The bill amends the New Jersey Law Against Discrimination to specifically include “pregnancy” as a protected class under the law. The pregnancy classification is not limited to women presently carrying a child, but also: pregnancy, childbirth, or medical conditions related to pregnancy or childbirth, including recovery from childbirth. Accordingly, employers may be liable under the New Jersey Law Against Discrimination if the employer knows, or should know, that a woman is affected by pregnancy and the woman is treated in a manner less favorable than others who are not affected by pregnancy, but similarly situated in their ability to perform.
The amendment further provides that an employer must make available reasonable accommodations in the workplace to women affected by pregnancy, so long as the requests do not put an undue hardship on the business operations of the employer. The law offers examples of reasonable accommodations that an affected employee may request, including: bathroom breaks; breaks for increased water intake; periodic rest; assistance with manual labor, job restructuring or modified work schedules; and temporary transfers to less strenuous or hazardous work. The amendment does not specifically require leave as an accommodation, but does note that leave must be given to a pregnant employee in the same manner as employees not affected by pregnancy but who are similar in their ability or inability to work.
However, if the employer can show that providing reasonable accommodations would impose undue hardship on the operation of the employer’s business, the requirement to provide reasonable accommodations would not apply.
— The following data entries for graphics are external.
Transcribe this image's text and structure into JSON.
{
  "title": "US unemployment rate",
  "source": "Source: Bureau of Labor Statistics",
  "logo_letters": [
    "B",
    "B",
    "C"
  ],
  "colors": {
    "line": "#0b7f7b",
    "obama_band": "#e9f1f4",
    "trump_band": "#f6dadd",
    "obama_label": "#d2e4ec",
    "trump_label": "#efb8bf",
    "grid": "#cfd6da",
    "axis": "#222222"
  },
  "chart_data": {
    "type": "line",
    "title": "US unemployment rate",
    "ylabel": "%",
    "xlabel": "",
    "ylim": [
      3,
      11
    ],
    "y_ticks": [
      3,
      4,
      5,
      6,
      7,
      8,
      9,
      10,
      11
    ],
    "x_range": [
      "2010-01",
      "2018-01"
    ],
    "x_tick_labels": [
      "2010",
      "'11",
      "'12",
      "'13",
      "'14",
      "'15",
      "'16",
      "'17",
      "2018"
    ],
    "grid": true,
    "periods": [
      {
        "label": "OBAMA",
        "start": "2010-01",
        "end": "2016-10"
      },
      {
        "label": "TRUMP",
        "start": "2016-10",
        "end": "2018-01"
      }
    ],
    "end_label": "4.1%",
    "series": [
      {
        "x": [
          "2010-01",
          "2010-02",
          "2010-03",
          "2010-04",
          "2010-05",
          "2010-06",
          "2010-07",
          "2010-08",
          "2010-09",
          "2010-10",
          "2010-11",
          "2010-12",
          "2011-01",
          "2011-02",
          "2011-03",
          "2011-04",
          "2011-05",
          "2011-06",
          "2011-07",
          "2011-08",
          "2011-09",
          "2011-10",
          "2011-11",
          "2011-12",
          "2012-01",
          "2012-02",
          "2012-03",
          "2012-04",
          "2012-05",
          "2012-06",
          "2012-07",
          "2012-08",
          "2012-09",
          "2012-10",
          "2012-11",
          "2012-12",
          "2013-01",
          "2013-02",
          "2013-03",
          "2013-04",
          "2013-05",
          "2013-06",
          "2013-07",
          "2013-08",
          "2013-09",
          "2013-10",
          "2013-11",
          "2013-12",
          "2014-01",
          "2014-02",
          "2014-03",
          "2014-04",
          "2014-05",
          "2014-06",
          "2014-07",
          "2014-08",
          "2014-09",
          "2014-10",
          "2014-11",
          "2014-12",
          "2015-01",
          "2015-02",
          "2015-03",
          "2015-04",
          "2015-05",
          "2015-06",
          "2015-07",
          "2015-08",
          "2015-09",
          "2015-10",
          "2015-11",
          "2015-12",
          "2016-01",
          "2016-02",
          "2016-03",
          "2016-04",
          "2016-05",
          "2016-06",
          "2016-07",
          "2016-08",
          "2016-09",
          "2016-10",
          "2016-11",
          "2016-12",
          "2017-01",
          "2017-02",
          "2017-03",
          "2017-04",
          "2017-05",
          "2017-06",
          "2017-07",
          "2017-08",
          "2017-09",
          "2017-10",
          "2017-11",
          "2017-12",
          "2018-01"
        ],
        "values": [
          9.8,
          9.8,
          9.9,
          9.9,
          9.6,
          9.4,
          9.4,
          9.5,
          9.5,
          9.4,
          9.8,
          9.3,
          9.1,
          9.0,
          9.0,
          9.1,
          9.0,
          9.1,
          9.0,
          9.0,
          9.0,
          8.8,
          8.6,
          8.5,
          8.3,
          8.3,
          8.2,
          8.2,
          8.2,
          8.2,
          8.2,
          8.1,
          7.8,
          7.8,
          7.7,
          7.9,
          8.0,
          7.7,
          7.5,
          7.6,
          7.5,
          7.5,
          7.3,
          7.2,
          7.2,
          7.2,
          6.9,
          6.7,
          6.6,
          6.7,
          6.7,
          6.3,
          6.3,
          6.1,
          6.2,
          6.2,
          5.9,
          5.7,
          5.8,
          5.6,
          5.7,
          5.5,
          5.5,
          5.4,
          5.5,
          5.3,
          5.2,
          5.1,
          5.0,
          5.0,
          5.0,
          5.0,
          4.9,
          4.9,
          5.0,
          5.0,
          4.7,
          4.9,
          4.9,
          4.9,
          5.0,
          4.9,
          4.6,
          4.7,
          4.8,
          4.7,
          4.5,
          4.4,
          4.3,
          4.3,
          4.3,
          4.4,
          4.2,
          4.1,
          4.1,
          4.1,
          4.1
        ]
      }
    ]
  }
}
Factors to consider whether providing accommodations imposes an undue hardship on the employer’s business include: (1) the overall size of the employer’s business with respect to the number of employees; (2) number and type of facilities, and size of budget; (3) the type of the employer’s operations, including the composition and structure of the employer’s workforce; (4) the nature and cost of the accommodation needed; and (5) the extent to which the accommodation would involve a waiver of an essential job requirement.
Employers should insure that all leave and light duty policies are reviewed to insure compliance with the law.